En el país hay historia. El drama es la proliferación de profesionales ignorantes, engendros de mezquindad y de oportunismo. Los que introducen torpes cambios para aparecer, “creadores y originales”.

Esa gente desfigura las cosas buenas, realizadas. Desconocen, el verdadero potencial de la juventud, desconocen hechos, frustran sueños y deseos. Recién descubren la existencia del Perú.

En 1904, la Congregación Salesiana llega al Perú, inspirados en la obra educativa, de Juan Bosco, cura de Turín, Italia, que realizó en ese tiempo, una alianza estratégica, con los técnicos-empresarios de su pueblo, para brindar educación técnica gratuita, a los jóvenes pobres. Carpinteros y ebanistas, imprente ros, electricistas, mecánicos, albañiles, textiles, zapateros. La idea floreció, en Italia y Europa y se extendió por el mundo.

El Perú recibe al Padre Carlos Pane era arquitecto. Y formo un grupo de jóvenes en técnicas de la arquitectura.

Así, nace la “Escuela de Artes y de Oficios”, de los Salesianos, que entregó al Perú, miles y miles, de jóvenes técnicos y excelentes personas. Voy a contar una historia no sabida. Muy joven, por años, acompañe, al sacerdote salesiano, el Padre Giovanni Gasbarri, más conocido como “El Padre Joven”, a pesar, de su edad corría y tomaba al vuelo el tranvía.

Era el Capellán del Panóptico o Cárcel Pública de Lima. Allí, conocí a los presos, más famosos de la época, al “Dandy” de los delincuentes limeños “Tatán” o “Niño Dios”. Este delincuente, leyenda muy inteligente, aprendió Ebanistería en el penal, y, cuando salió libre, fue a la “Escuela de los Salesianos”, a enseñar gratis, la profesión de Ebanistería. Por intrigas en el hampa, lo devuelve a la cárcel, y allí, lo asesina el delincuente La china.

La Educación Técnica Estatal, se dicta en el Politécnico “José Pardo” de la Av. Grau. Con magníficos profesores peruanos, italianos, franceses, enseñaban lo más moderno en mecánica automotriz y electricidad.
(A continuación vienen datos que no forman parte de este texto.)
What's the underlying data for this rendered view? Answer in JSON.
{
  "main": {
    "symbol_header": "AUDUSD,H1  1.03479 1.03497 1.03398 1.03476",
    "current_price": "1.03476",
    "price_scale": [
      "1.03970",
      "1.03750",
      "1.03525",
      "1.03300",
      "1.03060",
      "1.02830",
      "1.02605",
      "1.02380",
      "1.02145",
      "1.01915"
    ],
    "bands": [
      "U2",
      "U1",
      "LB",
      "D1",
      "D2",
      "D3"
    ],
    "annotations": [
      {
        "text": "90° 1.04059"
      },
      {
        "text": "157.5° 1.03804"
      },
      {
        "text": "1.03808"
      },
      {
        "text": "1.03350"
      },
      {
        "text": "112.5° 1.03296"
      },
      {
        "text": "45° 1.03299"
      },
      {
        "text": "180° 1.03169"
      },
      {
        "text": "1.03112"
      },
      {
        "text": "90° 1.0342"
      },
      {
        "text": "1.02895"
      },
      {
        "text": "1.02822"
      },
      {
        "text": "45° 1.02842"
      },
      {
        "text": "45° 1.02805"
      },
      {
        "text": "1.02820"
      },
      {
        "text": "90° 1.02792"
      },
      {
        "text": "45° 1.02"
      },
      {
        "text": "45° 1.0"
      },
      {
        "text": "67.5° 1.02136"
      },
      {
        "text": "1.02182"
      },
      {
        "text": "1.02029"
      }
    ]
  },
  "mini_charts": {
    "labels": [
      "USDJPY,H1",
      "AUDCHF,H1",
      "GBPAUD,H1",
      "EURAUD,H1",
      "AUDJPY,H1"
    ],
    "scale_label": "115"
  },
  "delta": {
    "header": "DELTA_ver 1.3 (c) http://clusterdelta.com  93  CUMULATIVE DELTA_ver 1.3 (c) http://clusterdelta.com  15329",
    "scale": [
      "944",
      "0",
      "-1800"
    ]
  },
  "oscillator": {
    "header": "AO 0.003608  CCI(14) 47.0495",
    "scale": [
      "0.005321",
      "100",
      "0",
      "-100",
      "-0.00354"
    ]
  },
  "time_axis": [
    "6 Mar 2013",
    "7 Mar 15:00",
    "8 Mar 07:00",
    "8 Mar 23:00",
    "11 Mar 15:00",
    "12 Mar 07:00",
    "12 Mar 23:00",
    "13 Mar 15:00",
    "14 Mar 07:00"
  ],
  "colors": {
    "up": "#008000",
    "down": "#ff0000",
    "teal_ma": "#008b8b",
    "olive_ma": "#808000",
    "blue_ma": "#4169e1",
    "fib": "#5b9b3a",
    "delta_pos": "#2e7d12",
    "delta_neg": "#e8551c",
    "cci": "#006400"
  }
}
Guardo el recuerdo, de los sábados, por la tarde, nos reuníamos, con un grupo de jóvenes artistas de las Bellas Artes, alrededor del maestro artista del Politécnico, -Artemio Ocaña-, para comentar, la vida y la obra, de los Grandes Maestro del Arte. Para el maestro Ocaña, no podía haber una buena charla, sino se acompañaba de “buen vino tinto” y “queso gouda y salame”.

Amaba, entrañablemente, la memoria del artista Goya y la filosofía de la musas. Y, ni que decir, de Toulousse Lautrec y las chicas del Follie Berger. Tiempo, que no volverá. Ni Ministros, que entiendan, los contenidos, de una “bella época” de la cultura nacional.